24/12/2015
23/12/2015
Alain Jouffroy, le nomade des hauts vents
Alain
Jouffroy nous a quittés dimanche 20
décembre, en sa 87e année. Toute sa vie, il est resté fidèle, dans
la filiation directe de Rimbaud et des surréalistes, à son projet d’écrire pour
transformer la vie. Une ambition folle, qui est toujours restée intacte.
Je
l’avais rencontré dans sa maison du Cotentin, dans ce pays qu’il aimait avec
passion. Il adorait déambuler dans les rues de Cherbourg. Il disait qu’à ses
yeux, Rimbaud planait sur cette ville du bout du monde et sur tout le cap de la
Hague et il aimait lui parler : « Il en fréquente assidûment, chaque
nuit, le matin surtout, les sept
vents », assure-t-il dans son livre le plus mystérieux et le plus renversant, «Rimbaud, Napoléon, Cherbourg et l’Externet.

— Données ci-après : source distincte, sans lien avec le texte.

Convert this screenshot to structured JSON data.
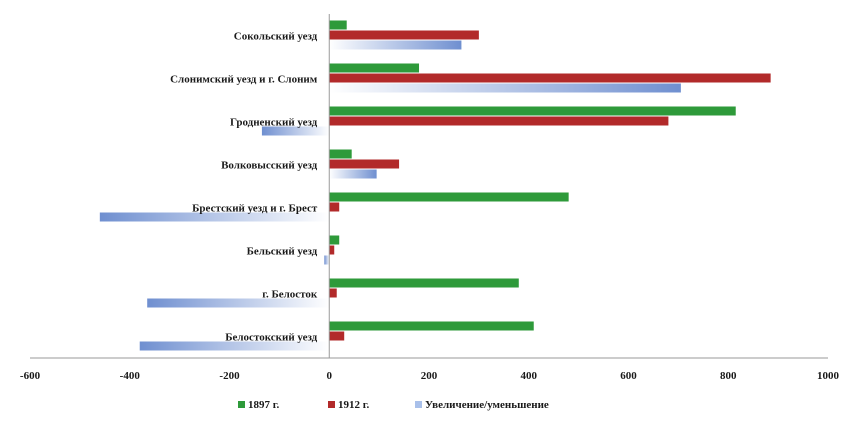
{
  "chart_data": {
    "type": "bar",
    "orientation": "horizontal",
    "categories": [
      "Сокольский уезд",
      "Слонимский уезд и г. Слоним",
      "Гродненский уезд",
      "Волковысский уезд",
      "Брестский уезд и г. Брест",
      "Бельский уезд",
      "г. Белосток",
      "Белостокский уезд"
    ],
    "series": [
      {
        "name": "1897 г.",
        "color": "#2e9a3a",
        "values": [
          35,
          180,
          815,
          45,
          480,
          20,
          380,
          410
        ]
      },
      {
        "name": "1912 г.",
        "color": "#b22a2a",
        "values": [
          300,
          885,
          680,
          140,
          20,
          10,
          15,
          30
        ]
      },
      {
        "name": "Увеличение/уменьшение",
        "color": "#8fa9d8",
        "values": [
          265,
          705,
          -135,
          95,
          -460,
          -10,
          -365,
          -380
        ]
      }
    ],
    "xlim": [
      -600,
      1000
    ],
    "xticks": [
      -600,
      -400,
      -200,
      0,
      200,
      400,
      600,
      800,
      1000
    ],
    "legend_position": "bottom",
    "title": "",
    "xlabel": "",
    "ylabel": ""
  }
}
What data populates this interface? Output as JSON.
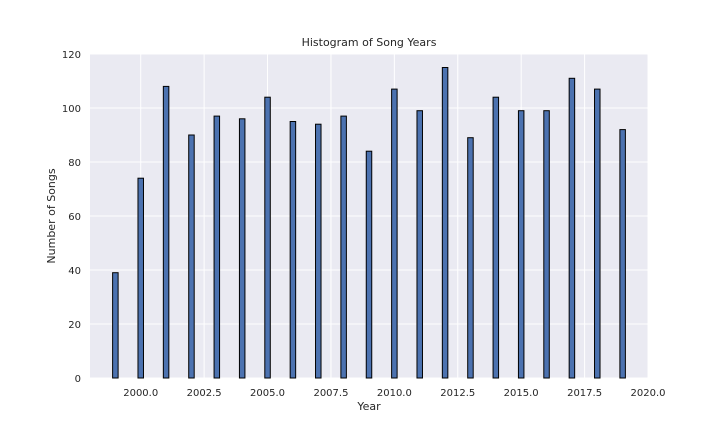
{
  "chart_data": {
    "type": "bar",
    "title": "Histogram of Song Years",
    "xlabel": "Year",
    "ylabel": "Number of Songs",
    "x": [
      1999,
      2000,
      2001,
      2002,
      2003,
      2004,
      2005,
      2006,
      2007,
      2008,
      2009,
      2010,
      2011,
      2012,
      2013,
      2014,
      2015,
      2016,
      2017,
      2018,
      2019
    ],
    "values": [
      39,
      74,
      108,
      90,
      97,
      96,
      104,
      95,
      94,
      97,
      84,
      107,
      99,
      115,
      89,
      104,
      99,
      99,
      111,
      107,
      92
    ],
    "xlim": [
      1998.0,
      2020.0
    ],
    "ylim": [
      0,
      120
    ],
    "xticks": [
      2000.0,
      2002.5,
      2005.0,
      2007.5,
      2010.0,
      2012.5,
      2015.0,
      2017.5,
      2020.0
    ],
    "xtick_labels": [
      "2000.0",
      "2002.5",
      "2005.0",
      "2007.5",
      "2010.0",
      "2012.5",
      "2015.0",
      "2017.5",
      "2020.0"
    ],
    "yticks": [
      0,
      20,
      40,
      60,
      80,
      100,
      120
    ],
    "ytick_labels": [
      "0",
      "20",
      "40",
      "60",
      "80",
      "100",
      "120"
    ],
    "grid": true,
    "bar_color": "#4c72b0",
    "bar_edge_color": "#000000",
    "plot_background": "#eaeaf2"
  }
}
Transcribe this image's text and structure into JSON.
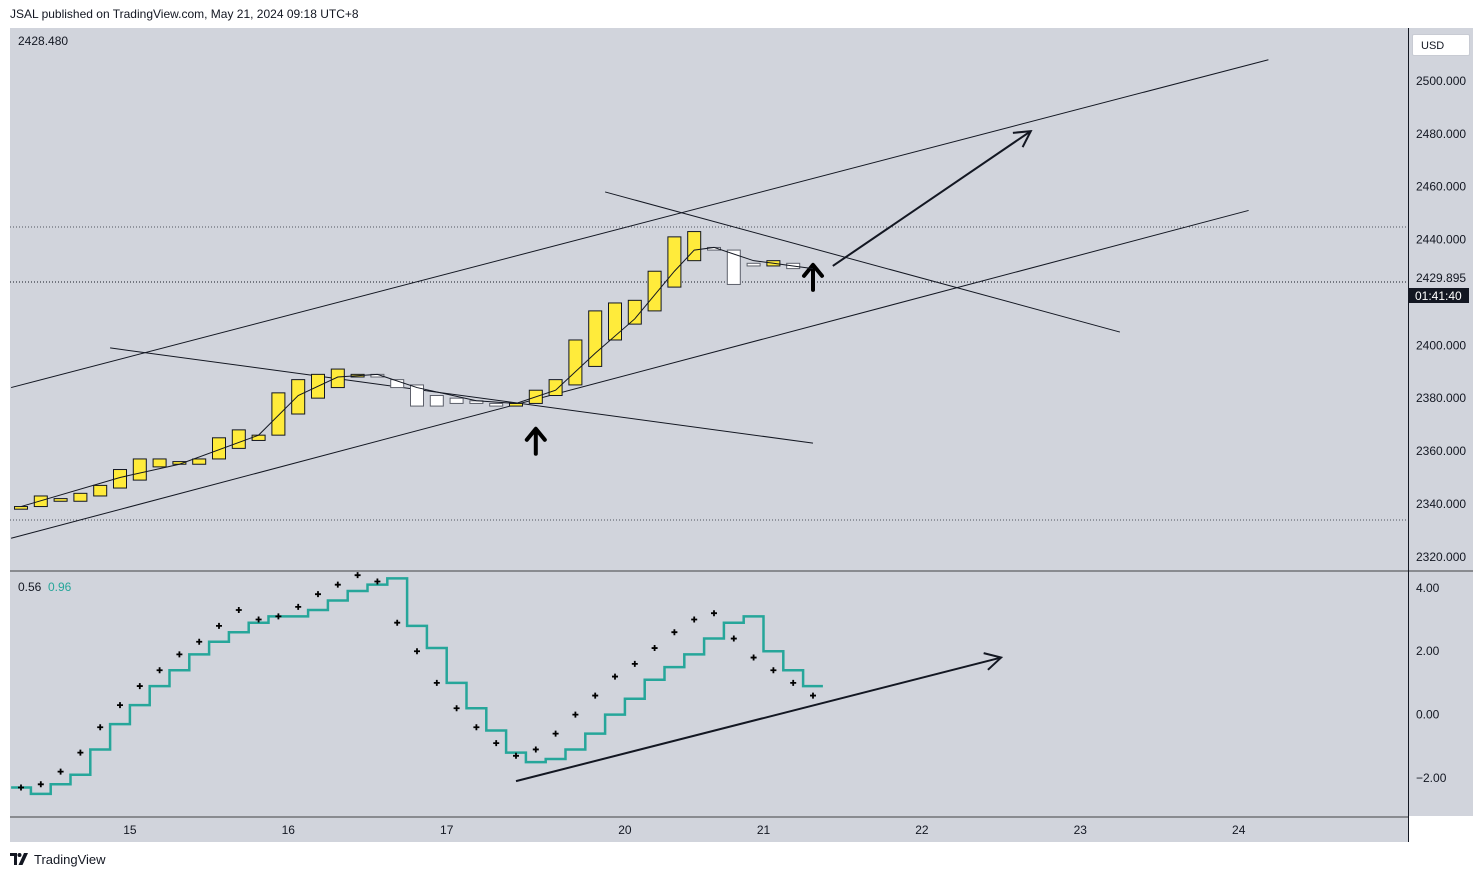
{
  "header": {
    "published_text": "JSAL published on TradingView.com, May 21, 2024 09:18 UTC+8"
  },
  "footer": {
    "brand": "TradingView"
  },
  "toolbar": {
    "currency": "USD"
  },
  "chart_data": {
    "type": "candlestick",
    "main_pane": {
      "ohlc_readout": "2428.480",
      "price_axis_ticks": [
        "2500.000",
        "2480.000",
        "2460.000",
        "2440.000",
        "2400.000",
        "2380.000",
        "2360.000",
        "2340.000",
        "2320.000"
      ],
      "ylim": [
        2315,
        2520
      ],
      "current_price_label": "2429.895",
      "countdown_label": "01:41:40",
      "up_color": "#ffeb3b",
      "down_color": "#ffffff",
      "candles": [
        {
          "x": 0,
          "o": 2338,
          "c": 2339
        },
        {
          "x": 1,
          "o": 2339,
          "c": 2343
        },
        {
          "x": 2,
          "o": 2341,
          "c": 2342
        },
        {
          "x": 3,
          "o": 2341,
          "c": 2344
        },
        {
          "x": 4,
          "o": 2343,
          "c": 2347
        },
        {
          "x": 5,
          "o": 2346,
          "c": 2353
        },
        {
          "x": 6,
          "o": 2349,
          "c": 2357
        },
        {
          "x": 7,
          "o": 2354,
          "c": 2357
        },
        {
          "x": 8,
          "o": 2355,
          "c": 2356
        },
        {
          "x": 9,
          "o": 2355,
          "c": 2357
        },
        {
          "x": 10,
          "o": 2357,
          "c": 2365
        },
        {
          "x": 11,
          "o": 2361,
          "c": 2368
        },
        {
          "x": 12,
          "o": 2364,
          "c": 2366
        },
        {
          "x": 13,
          "o": 2366,
          "c": 2382
        },
        {
          "x": 14,
          "o": 2374,
          "c": 2387
        },
        {
          "x": 15,
          "o": 2380,
          "c": 2389
        },
        {
          "x": 16,
          "o": 2384,
          "c": 2391
        },
        {
          "x": 17,
          "o": 2388,
          "c": 2389
        },
        {
          "x": 18,
          "o": 2389,
          "c": 2388
        },
        {
          "x": 19,
          "o": 2387,
          "c": 2384
        },
        {
          "x": 20,
          "o": 2385,
          "c": 2377
        },
        {
          "x": 21,
          "o": 2381,
          "c": 2377
        },
        {
          "x": 22,
          "o": 2380,
          "c": 2378
        },
        {
          "x": 23,
          "o": 2379,
          "c": 2378
        },
        {
          "x": 24,
          "o": 2378,
          "c": 2377
        },
        {
          "x": 25,
          "o": 2377,
          "c": 2378
        },
        {
          "x": 26,
          "o": 2378,
          "c": 2383
        },
        {
          "x": 27,
          "o": 2381,
          "c": 2387
        },
        {
          "x": 28,
          "o": 2385,
          "c": 2402
        },
        {
          "x": 29,
          "o": 2392,
          "c": 2413
        },
        {
          "x": 30,
          "o": 2402,
          "c": 2416
        },
        {
          "x": 31,
          "o": 2408,
          "c": 2417
        },
        {
          "x": 32,
          "o": 2413,
          "c": 2428
        },
        {
          "x": 33,
          "o": 2422,
          "c": 2441
        },
        {
          "x": 34,
          "o": 2432,
          "c": 2443
        },
        {
          "x": 35,
          "o": 2437,
          "c": 2436
        },
        {
          "x": 36,
          "o": 2436,
          "c": 2423
        },
        {
          "x": 37,
          "o": 2431,
          "c": 2430
        },
        {
          "x": 38,
          "o": 2430,
          "c": 2432
        },
        {
          "x": 39,
          "o": 2431,
          "c": 2429
        }
      ],
      "moving_average": [
        [
          0,
          2339
        ],
        [
          5,
          2350
        ],
        [
          8,
          2355
        ],
        [
          12,
          2366
        ],
        [
          14,
          2381
        ],
        [
          16,
          2388
        ],
        [
          18,
          2389
        ],
        [
          20,
          2384
        ],
        [
          23,
          2379
        ],
        [
          25,
          2378
        ],
        [
          27,
          2383
        ],
        [
          29,
          2397
        ],
        [
          31,
          2410
        ],
        [
          33,
          2428
        ],
        [
          34,
          2436
        ],
        [
          35,
          2437
        ],
        [
          37,
          2432
        ],
        [
          38,
          2431
        ],
        [
          39,
          2430
        ],
        [
          40,
          2429
        ]
      ]
    },
    "indicator_pane": {
      "readout_values": [
        "0.56",
        "0.96"
      ],
      "axis_ticks": [
        "4.00",
        "2.00",
        "0.00",
        "−2.00"
      ],
      "ylim": [
        -3.2,
        4.5
      ],
      "line_color": "#26a69a",
      "stepped_line": [
        -2.3,
        -2.5,
        -2.2,
        -1.9,
        -1.1,
        -0.3,
        0.3,
        0.9,
        1.4,
        1.9,
        2.3,
        2.6,
        2.9,
        3.1,
        3.1,
        3.3,
        3.6,
        3.9,
        4.1,
        4.3,
        2.8,
        2.1,
        1.0,
        0.2,
        -0.5,
        -1.2,
        -1.5,
        -1.4,
        -1.1,
        -0.6,
        0.0,
        0.5,
        1.1,
        1.5,
        1.9,
        2.4,
        2.9,
        3.1,
        2.0,
        1.4,
        0.9
      ],
      "dots": [
        -2.3,
        -2.2,
        -1.8,
        -1.2,
        -0.4,
        0.3,
        0.9,
        1.4,
        1.9,
        2.3,
        2.8,
        3.3,
        3.0,
        3.1,
        3.4,
        3.8,
        4.1,
        4.4,
        4.2,
        2.9,
        2.0,
        1.0,
        0.2,
        -0.4,
        -0.9,
        -1.3,
        -1.1,
        -0.6,
        0.0,
        0.6,
        1.2,
        1.6,
        2.1,
        2.6,
        3.0,
        3.2,
        2.4,
        1.8,
        1.4,
        1.0,
        0.6
      ]
    },
    "time_axis": {
      "labels": [
        {
          "label": "15",
          "bar": 5.5
        },
        {
          "label": "16",
          "bar": 13.5
        },
        {
          "label": "17",
          "bar": 21.5
        },
        {
          "label": "20",
          "bar": 30.5
        },
        {
          "label": "21",
          "bar": 37.5
        },
        {
          "label": "22",
          "bar": 45.5
        },
        {
          "label": "23",
          "bar": 53.5
        },
        {
          "label": "24",
          "bar": 61.5
        }
      ]
    },
    "drawings": {
      "main_pane": {
        "upper_channel_line": [
          [
            -0.5,
            2384
          ],
          [
            63,
            2508
          ]
        ],
        "lower_channel_line": [
          [
            -0.5,
            2327
          ],
          [
            62,
            2451
          ]
        ],
        "descending_line_1": [
          [
            4.5,
            2399
          ],
          [
            40,
            2363
          ]
        ],
        "descending_line_2": [
          [
            29.5,
            2458
          ],
          [
            55.5,
            2405
          ]
        ],
        "projection_arrow": [
          [
            41,
            2430
          ],
          [
            51,
            2481
          ]
        ],
        "up_arrow_markers": [
          [
            26,
            2365
          ],
          [
            40,
            2427
          ]
        ]
      },
      "indicator_pane": {
        "divergence_arrow": [
          [
            25,
            -2.1
          ],
          [
            49.5,
            1.8
          ]
        ]
      }
    }
  }
}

« Le Cotentin fait partie de ce qu’on peut appeler, continent sans
frontières, la Rimbaldie. »
A partir
de Cherbourg et de sa maison de la
presqu’île du Cotentin, il aimait créer toutes sortes de liens avec des amis du
monde entier (ce qu’il appelait l’Externet). « Cherbourg n’est pour moi
que l’avant-poste de tous les aujourd’hui
et de tous les ici, de tous les où du monde. Ce n’est pas une ville plus
poétique qu’une autre, mais c’en est une où la poésie peut se vivre aussi
consciemment qu’à Katmandou, sur le mont Athos ou au bord du canal de Panama, à
la construction duquel Rimbaud a songé sérieusement à collaborer. »
En 2003,
à 75 ans, il publiait, chez Gallimard, Vies,
un livre où il s’affirmait comme un des plus grands poètes de notre temps. Le
texte qui ouvre le volume est une suite intitulée L’épée dans l’eau, et elle est
dédiée au peintre italien Lucio Fontana, qui créa, dans les années 50 et 60,
des œuvres conceptuelles qui remettent en question toute l’histoire de la
peinture de chevalet. On retrouve dans la démarche poétique d’Alain Jouffroy
cette même volonté de tout reprendre à zéro et de faire preuve, en toute
occasion, d’une liberté extrême. « Le vide est le lieu de naissance de la
liberté./ Le vide est en l’homme./ L’homme est un amant du vide »,
écrit-il, avant d’ajouter, pour bien préciser son ambition d’aller jusqu’au
bout de sa pensée et de rejeter toutes les conceptions précédemment
admises : « L’homme réinvente à tout instant sa liberté. »
La
rencontre d’André Breton, « par hasard » à Huelgoat, lorsqu’il avait
18 ans, a été déterminante. C’est donc très jeune qu’Alain Jouffroy est entré
dans le groupe surréaliste. Il y a été exclu très rapidement aussi, mais n’a
jamais éprouvé de ressentiment contre Breton. Au contraire. « Mais c’est à
moi surtout de dire ta grandeur de lion fatigué/ Qui ouvre une par une les
cellules de la pensée/ Et se couche lentement – locomotive déraillée de ta
forêt convulsive ».
Et comme
Breton cherchait l’or du temps, Jouffroy était un homme aux aguets. Il
attendait qu’à chaque seconde un miracle se produise. Il s’intéressait à tout.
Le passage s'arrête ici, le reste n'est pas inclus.